PM wrong – cross-border gas critical

The recent suspension of the Energy Cooperation Framework Agreement between Venezuela and Trinidad and Tobago (TT) has sparked significant concern among citizens and energy experts alike. This agreement, which facilitated the development of shared and cross-border gas fields, was a cornerstone of TT’s energy strategy and economic stability. However, the Prime Minister’s dismissive statement that ‘Trinidad and Tobago doesn’t need Venezuelan gas and never did’ has raised eyebrows and deepened anxieties about the nation’s energy future. TT’s gas production has been in decline since 2011, with current output averaging 2.6 billion standard cubic feet (scf) per day—far below the four billion scf needed to meet industrial and export demands.
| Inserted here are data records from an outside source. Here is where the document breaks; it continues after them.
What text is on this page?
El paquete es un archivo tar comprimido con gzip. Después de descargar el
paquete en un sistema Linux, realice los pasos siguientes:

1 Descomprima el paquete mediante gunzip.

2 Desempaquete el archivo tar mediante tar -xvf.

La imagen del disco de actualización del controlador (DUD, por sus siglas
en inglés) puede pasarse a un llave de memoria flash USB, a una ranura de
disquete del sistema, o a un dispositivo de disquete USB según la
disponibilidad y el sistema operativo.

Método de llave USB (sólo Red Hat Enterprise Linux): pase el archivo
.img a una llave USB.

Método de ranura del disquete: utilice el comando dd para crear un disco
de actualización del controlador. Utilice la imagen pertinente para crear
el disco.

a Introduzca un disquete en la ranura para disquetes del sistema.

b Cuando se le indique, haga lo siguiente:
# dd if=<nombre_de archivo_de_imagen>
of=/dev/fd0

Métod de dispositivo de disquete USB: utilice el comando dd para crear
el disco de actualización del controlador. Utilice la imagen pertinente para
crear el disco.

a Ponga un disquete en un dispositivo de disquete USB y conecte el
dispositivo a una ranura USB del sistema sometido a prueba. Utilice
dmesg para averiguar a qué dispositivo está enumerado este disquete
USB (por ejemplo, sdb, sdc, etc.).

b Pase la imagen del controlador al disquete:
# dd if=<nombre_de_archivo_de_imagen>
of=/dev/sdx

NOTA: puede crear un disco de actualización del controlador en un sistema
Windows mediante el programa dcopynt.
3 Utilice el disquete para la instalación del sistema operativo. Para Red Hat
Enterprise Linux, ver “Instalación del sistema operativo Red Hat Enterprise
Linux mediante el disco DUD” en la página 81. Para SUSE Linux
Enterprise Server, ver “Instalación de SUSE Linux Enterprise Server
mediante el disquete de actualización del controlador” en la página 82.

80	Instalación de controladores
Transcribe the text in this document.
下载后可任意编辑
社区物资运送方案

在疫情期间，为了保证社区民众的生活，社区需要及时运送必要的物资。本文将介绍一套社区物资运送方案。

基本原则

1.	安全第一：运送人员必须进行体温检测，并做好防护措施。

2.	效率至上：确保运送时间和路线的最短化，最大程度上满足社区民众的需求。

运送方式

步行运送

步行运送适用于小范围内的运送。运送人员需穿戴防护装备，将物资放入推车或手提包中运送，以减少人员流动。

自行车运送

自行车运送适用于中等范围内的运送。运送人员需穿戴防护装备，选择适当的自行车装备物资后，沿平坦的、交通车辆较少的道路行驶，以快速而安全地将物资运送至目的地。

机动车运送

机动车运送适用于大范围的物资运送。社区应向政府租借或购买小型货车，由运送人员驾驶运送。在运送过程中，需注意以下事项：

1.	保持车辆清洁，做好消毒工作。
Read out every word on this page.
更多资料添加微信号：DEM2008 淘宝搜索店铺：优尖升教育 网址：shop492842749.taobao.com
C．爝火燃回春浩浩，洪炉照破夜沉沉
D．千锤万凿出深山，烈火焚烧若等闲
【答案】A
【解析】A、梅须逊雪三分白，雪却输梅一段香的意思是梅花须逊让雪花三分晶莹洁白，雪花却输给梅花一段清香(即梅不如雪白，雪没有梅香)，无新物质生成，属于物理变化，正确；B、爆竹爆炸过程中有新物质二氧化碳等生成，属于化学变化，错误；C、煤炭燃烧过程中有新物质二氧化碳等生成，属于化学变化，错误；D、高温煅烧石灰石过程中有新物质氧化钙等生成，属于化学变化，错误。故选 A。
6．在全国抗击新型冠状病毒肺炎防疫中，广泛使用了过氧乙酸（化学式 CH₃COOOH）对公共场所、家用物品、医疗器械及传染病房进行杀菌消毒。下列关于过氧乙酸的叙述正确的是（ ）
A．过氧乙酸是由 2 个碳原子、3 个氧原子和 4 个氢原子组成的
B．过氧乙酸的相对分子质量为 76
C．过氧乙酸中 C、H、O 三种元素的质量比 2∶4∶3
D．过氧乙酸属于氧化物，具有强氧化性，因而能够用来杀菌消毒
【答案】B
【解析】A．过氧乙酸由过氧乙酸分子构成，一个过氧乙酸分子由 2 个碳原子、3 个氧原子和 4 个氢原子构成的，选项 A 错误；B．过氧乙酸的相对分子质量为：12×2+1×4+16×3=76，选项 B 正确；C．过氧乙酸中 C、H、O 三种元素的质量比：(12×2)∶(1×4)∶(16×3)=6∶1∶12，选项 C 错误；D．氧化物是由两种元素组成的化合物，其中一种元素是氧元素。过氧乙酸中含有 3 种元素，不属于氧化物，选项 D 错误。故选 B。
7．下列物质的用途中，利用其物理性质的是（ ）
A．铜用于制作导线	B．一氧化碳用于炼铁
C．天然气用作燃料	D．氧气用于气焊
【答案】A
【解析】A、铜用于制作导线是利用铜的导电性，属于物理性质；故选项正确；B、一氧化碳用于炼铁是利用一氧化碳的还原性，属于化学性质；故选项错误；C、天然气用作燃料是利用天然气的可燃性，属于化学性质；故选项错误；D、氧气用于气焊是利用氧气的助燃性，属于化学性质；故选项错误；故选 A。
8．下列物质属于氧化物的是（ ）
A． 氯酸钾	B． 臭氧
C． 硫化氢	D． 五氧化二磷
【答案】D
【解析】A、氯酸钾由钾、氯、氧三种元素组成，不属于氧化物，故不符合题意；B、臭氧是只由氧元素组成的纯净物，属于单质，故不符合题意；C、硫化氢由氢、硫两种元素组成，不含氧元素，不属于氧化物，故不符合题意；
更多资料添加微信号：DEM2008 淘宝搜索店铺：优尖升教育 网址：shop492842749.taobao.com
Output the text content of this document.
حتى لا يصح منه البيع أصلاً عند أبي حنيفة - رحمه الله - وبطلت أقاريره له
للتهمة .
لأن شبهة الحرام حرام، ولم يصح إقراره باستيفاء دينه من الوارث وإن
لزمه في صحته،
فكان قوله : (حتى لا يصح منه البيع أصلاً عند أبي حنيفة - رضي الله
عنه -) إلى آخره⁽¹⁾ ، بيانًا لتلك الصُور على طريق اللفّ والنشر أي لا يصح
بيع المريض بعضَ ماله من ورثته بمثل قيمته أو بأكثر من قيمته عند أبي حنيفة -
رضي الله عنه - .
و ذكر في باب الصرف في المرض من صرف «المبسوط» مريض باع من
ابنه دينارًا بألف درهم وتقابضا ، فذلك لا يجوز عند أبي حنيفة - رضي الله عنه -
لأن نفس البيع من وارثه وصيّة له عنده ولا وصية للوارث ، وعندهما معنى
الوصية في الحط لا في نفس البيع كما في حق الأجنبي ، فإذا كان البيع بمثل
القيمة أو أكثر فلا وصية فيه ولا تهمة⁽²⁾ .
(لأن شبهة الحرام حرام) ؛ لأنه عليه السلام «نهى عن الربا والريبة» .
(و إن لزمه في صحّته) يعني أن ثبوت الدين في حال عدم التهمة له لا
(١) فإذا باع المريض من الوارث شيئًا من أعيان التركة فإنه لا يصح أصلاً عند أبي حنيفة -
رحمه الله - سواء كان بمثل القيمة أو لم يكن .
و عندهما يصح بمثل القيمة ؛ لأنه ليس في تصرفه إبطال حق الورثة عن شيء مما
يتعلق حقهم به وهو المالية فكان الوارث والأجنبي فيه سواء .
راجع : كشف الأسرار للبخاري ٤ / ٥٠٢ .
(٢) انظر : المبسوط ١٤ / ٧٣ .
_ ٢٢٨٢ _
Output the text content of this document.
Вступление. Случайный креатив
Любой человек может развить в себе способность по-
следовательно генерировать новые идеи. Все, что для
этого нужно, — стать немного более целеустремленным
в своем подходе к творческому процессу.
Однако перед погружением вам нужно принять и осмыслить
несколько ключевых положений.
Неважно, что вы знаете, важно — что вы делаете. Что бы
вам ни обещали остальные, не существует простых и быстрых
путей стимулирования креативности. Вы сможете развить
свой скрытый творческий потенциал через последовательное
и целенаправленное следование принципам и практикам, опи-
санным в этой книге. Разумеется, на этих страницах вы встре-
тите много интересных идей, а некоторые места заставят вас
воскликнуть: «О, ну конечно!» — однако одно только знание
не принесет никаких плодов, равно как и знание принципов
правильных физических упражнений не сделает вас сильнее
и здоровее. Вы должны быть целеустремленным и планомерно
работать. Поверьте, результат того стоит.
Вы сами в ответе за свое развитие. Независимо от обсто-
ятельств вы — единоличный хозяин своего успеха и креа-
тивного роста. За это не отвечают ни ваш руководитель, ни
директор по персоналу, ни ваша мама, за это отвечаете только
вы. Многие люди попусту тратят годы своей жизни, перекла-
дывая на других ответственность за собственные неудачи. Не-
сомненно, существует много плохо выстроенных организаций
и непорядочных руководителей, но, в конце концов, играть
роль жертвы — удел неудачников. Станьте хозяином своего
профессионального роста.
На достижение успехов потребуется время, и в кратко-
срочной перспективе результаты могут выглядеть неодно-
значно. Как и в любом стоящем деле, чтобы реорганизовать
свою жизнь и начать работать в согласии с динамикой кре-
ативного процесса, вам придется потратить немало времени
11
Projects like Mento, Matapal, and Cypre have provided some relief, but they are insufficient to bridge the gap. Cross-border fields such as Manatee, Dragon, and Manakin-Cocuina were expected to restore production levels by 2028, but their suspension now leaves TT without a viable ‘Plan B.’ The economic implications are dire: without these resources, downstream industries will suffer, government revenues will shrink, and foreign reserves will dwindle. Companies like Nutrien have already halted operations due to gas shortages, and others may follow. While diversification into non-energy sectors is essential, it cannot replace the foreign exchange earnings, tax revenue, and employment that the energy sector provides. The Prime Minister’s cavalier attitude toward this crisis, coupled with deteriorating diplomatic relations with Venezuela, threatens to undo decades of careful diplomacy and economic planning. TT’s short-, medium-, and long-term prosperity remains deeply tied to energy, and ignoring this reality could have catastrophic consequences for the nation’s economy and its people.